You are only allowed to use = when referencing list and leaf-list instances - and you do not percent encode it when you do use it.

In your case, GigabitEthernet would be expected to represent a list/leaf-list, with its key/type accepting 1 as a valid value. Both native and interface would be (and can only be) containers (or anydata).

RFC8040, Section 3.5.3, Encoding Data Resource Identifiers in the Request URI describes this in detail.

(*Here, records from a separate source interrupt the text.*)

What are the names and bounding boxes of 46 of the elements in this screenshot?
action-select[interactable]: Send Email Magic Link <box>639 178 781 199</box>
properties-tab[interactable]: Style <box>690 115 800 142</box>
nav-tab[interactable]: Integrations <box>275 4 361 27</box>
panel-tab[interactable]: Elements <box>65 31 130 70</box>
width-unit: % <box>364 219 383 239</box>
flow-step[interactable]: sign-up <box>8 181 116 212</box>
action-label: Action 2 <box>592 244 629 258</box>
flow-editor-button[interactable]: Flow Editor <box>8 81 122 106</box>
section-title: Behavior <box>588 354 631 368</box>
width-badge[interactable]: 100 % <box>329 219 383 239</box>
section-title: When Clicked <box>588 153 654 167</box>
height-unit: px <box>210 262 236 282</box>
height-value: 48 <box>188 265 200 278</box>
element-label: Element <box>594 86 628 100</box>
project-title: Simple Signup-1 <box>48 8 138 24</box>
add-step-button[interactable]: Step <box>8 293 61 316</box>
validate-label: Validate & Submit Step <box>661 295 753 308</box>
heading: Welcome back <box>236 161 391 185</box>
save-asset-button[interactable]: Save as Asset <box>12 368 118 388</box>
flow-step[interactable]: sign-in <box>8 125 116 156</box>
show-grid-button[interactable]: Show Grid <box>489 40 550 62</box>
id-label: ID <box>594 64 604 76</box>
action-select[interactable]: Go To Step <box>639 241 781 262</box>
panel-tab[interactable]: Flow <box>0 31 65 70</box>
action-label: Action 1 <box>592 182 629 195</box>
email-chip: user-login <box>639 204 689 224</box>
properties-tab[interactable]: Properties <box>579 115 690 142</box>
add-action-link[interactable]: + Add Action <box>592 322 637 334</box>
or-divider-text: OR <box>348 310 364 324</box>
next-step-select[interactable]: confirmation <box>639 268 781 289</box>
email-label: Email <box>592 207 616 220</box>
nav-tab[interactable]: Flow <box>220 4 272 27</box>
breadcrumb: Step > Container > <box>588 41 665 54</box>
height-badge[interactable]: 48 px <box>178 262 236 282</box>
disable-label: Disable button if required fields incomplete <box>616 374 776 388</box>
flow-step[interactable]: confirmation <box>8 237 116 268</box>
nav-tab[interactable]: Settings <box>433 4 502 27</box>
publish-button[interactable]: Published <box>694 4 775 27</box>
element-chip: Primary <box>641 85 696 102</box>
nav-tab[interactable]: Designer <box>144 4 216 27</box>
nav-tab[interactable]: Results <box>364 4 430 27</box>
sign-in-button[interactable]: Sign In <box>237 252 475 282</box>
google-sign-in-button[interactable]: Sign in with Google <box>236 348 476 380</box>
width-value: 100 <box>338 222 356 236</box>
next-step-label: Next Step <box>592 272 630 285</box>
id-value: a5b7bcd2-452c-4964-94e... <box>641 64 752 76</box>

Here are the examples from the same section:

Examples:

 container top {
     list list1 {
         key "key1 key2 key3";
          ...
          list list2 {
              key "key4 key5";
              ...
              leaf X { type string; }
          }
      }
      leaf-list Y {
        type uint32;
      }
  }

For the above YANG definition, the container "top" is defined in the "example-top" YANG module, and a target resource URI for leaf "X" would be encoded as follows:

  /restconf/data/example-top:top/list1=key1,key2,key3/list2=key4,key5/X

For the above YANG definition, a target resource URI for leaf-list "Y" would be encoded as follows:

  /restconf/data/example-top:top/Y=instance-value

The following example shows how reserved characters are percent-encoded within a key value. The value of "key1" contains a comma, single-quote, double-quote, colon, double-quote, space, and forward slash (,'":" /). Note that double-quote is not a reserved character and does not need to be percent-encoded. The value of "key2" is the empty string, and the value of "key3" is the string "foo".

Example URL:

 /restconf/data/example-top:top/list1=%2C%27"%3A"%20%2F,,foo

Note the last example in particular. You would need to percent encode a =, if it appears after list1= in its key value.

Note that also that these are not parts of a query - they are path segments (RFC3986 terms).